FIG. 1 shows a circuit diagram for a conventional voltage to current generator circuit 10. A differential amplifier circuit 12 has a non-inverting input (+) that receives an input voltage Vin. The inverting input of the differential amplifier circuit 12 receives a feedback voltage Vfb. The output of the differential amplifier circuit 12 drives the control terminal (gate) of an n-channel transistor 14. A first conduction terminal (source) of the transistor 14 is connected in a feedback path 16 to the inverting input of the differential amplifier circuit 12. A resistor 18 is coupled between the source of transistor 14 and a ground node. A second conduction terminal (drain) of the transistor 14 is coupled to an intermediate node 20. A current mirror circuit 22 includes a first p-channel transistor 24 and a second p-channel transistor 26. The first p-channel transistor 24 has a first conduction terminal (source) coupled to a supply voltage node Vdd.
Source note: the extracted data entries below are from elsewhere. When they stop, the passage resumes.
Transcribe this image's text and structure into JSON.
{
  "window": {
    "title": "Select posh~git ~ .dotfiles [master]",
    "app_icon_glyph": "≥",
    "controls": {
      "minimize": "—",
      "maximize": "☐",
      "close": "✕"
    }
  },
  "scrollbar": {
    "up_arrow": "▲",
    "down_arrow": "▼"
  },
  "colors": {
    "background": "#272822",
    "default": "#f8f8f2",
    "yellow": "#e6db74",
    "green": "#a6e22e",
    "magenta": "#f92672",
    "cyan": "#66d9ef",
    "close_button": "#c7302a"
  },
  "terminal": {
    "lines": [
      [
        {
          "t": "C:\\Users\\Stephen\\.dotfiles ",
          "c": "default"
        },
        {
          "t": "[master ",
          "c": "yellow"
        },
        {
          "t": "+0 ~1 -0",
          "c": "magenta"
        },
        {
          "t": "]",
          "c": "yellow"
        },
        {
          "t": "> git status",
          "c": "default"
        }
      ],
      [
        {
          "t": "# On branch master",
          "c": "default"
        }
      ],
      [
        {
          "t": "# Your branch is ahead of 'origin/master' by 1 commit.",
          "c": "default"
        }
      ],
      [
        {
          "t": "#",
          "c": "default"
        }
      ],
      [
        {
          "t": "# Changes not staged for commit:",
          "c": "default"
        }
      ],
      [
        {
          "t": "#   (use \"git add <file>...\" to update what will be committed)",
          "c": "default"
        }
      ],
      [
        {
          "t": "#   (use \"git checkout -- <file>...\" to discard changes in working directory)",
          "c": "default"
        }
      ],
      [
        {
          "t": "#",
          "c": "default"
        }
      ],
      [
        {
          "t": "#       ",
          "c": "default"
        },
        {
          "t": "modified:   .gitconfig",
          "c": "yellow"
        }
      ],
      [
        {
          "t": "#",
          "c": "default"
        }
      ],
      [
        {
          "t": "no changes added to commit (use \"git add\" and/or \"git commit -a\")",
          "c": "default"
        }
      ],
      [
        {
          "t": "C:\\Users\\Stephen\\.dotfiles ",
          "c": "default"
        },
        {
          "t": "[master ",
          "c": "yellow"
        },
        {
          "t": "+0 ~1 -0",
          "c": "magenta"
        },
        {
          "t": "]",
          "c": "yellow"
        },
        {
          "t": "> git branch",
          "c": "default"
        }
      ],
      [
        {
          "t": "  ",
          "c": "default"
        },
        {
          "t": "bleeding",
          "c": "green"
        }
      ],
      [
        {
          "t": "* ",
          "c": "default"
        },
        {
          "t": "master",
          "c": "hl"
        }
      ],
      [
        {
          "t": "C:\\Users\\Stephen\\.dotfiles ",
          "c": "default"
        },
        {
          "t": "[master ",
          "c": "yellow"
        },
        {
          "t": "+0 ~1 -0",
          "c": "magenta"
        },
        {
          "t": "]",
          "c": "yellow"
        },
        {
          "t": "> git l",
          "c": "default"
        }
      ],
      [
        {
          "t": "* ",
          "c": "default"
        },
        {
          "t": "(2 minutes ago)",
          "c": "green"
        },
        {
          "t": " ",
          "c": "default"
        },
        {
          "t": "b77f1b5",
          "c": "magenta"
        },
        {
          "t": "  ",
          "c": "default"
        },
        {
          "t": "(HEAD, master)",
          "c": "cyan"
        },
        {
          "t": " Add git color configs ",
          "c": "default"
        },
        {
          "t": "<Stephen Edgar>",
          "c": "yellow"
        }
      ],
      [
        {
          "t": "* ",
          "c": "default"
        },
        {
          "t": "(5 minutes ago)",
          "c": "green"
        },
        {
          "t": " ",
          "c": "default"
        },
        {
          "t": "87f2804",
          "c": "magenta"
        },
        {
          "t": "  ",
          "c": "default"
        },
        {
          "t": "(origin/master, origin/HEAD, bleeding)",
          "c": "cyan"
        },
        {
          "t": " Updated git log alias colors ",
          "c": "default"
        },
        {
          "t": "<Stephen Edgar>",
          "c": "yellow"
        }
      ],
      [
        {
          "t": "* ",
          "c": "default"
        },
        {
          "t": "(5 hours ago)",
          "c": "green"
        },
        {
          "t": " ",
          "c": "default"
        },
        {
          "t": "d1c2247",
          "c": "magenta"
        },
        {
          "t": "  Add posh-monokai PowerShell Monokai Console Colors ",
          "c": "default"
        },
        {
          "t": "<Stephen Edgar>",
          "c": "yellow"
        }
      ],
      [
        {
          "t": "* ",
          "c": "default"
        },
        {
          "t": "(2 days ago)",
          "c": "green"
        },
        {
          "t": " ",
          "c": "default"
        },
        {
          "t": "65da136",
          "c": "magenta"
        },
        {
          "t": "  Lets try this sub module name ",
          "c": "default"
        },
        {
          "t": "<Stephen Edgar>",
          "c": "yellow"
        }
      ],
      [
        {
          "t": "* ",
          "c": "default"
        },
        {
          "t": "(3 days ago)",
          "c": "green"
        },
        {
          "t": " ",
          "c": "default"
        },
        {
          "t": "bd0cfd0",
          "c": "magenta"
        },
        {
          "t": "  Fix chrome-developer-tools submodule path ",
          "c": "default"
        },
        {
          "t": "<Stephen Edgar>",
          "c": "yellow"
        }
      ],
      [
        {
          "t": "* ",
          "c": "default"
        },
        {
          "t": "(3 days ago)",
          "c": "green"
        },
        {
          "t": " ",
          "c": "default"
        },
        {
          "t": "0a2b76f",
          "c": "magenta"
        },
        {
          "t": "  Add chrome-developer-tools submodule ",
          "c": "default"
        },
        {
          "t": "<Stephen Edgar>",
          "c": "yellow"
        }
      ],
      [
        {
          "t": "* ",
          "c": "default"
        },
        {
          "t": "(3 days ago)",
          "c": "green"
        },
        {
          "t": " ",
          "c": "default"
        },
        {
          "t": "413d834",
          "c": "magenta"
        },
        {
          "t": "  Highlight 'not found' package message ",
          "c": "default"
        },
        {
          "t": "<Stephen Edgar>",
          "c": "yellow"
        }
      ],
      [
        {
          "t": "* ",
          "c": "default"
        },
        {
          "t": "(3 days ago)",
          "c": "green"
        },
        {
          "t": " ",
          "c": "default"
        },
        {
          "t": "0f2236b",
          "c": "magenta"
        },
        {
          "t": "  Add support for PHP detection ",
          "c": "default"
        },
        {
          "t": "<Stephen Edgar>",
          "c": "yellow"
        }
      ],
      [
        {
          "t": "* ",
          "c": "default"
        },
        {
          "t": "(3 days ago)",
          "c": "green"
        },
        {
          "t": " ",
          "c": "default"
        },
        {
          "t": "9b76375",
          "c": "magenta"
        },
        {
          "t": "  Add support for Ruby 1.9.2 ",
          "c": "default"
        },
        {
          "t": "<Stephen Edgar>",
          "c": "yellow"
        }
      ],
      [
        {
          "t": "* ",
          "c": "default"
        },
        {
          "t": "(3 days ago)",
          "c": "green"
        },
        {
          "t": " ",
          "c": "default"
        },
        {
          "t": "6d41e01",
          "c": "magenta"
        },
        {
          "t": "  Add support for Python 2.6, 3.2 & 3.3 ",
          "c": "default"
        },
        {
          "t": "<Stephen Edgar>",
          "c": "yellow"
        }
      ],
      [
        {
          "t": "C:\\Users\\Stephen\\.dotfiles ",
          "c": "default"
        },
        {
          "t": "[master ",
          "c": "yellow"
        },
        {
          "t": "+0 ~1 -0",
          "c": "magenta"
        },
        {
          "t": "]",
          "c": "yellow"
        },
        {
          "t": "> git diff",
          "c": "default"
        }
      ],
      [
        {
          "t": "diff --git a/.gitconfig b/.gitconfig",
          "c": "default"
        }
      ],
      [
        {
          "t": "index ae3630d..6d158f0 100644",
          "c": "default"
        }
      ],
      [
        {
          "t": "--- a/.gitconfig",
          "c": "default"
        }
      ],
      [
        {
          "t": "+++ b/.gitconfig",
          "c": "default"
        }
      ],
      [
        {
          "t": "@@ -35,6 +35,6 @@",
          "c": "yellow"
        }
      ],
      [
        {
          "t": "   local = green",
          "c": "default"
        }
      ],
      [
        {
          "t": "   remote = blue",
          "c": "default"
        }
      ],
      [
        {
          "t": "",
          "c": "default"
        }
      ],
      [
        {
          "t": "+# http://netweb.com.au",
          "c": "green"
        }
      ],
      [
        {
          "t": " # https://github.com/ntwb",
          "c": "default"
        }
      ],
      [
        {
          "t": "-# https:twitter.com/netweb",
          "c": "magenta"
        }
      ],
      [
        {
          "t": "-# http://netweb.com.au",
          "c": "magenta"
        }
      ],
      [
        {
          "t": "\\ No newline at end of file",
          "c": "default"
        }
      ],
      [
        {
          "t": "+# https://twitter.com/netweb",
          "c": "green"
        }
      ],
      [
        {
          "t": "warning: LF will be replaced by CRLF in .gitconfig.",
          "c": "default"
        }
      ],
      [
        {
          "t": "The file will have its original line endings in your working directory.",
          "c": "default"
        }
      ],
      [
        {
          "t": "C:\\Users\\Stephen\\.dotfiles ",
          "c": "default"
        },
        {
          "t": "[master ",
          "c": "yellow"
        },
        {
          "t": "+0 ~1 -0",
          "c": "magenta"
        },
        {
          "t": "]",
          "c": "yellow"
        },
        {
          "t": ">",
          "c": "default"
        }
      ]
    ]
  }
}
The second conduction terminal (drain) of transistor 24 is coupled to the intermediate node 20 and further connected to the control terminal (gate) of the transistor 24. Transistor 24 is accordingly a diode-connected device. The second p-channel transistor 26 has a first conduction terminal (source) coupled to the supply voltage node Vdd. A control terminal (gate) of the transistor 26 is coupled to the gate of the transistor 24. The second conduction terminal (drain) of transistor 26 outputs a current Iout having a magnitude that is dependent on the input voltage Vin.
The current through transistor 14 is sensed by the resistor 18 to generate the feedback voltage Vfb. The output of the differential amplifier 12 is the difference between the input voltage Vi and the feedback voltage Vfb. This difference voltage Vdiff is applied to the control terminal of transistor 14. In response to the negative feedback through feedback path 16, the differential amplifier 12 will drive the transistor 14 so that the feedback voltage Vfb equals the input voltage Vi. The current through transistor 14 is mirrored by the current mirror circuit 22 to generate the current Iout. The magnitude of the current Iout is set as a function of the input voltage Vin, the resistance of resistor 18 and the mirror ratio of transistors 24 and 26.
There is an offset associated with the operation of the differential amplifier 12. This offset will affect magnitude of the current Iout and thus introduces an error in the voltage to current conversion operation. There is a need in the art to address the voltage offset in order to ensure accurate operation of the voltage to current converter. More generally, for any amplifier circuit that suffers from a voltage offset, there is a need in the art to correct for that offset. Embodiments herein address that need.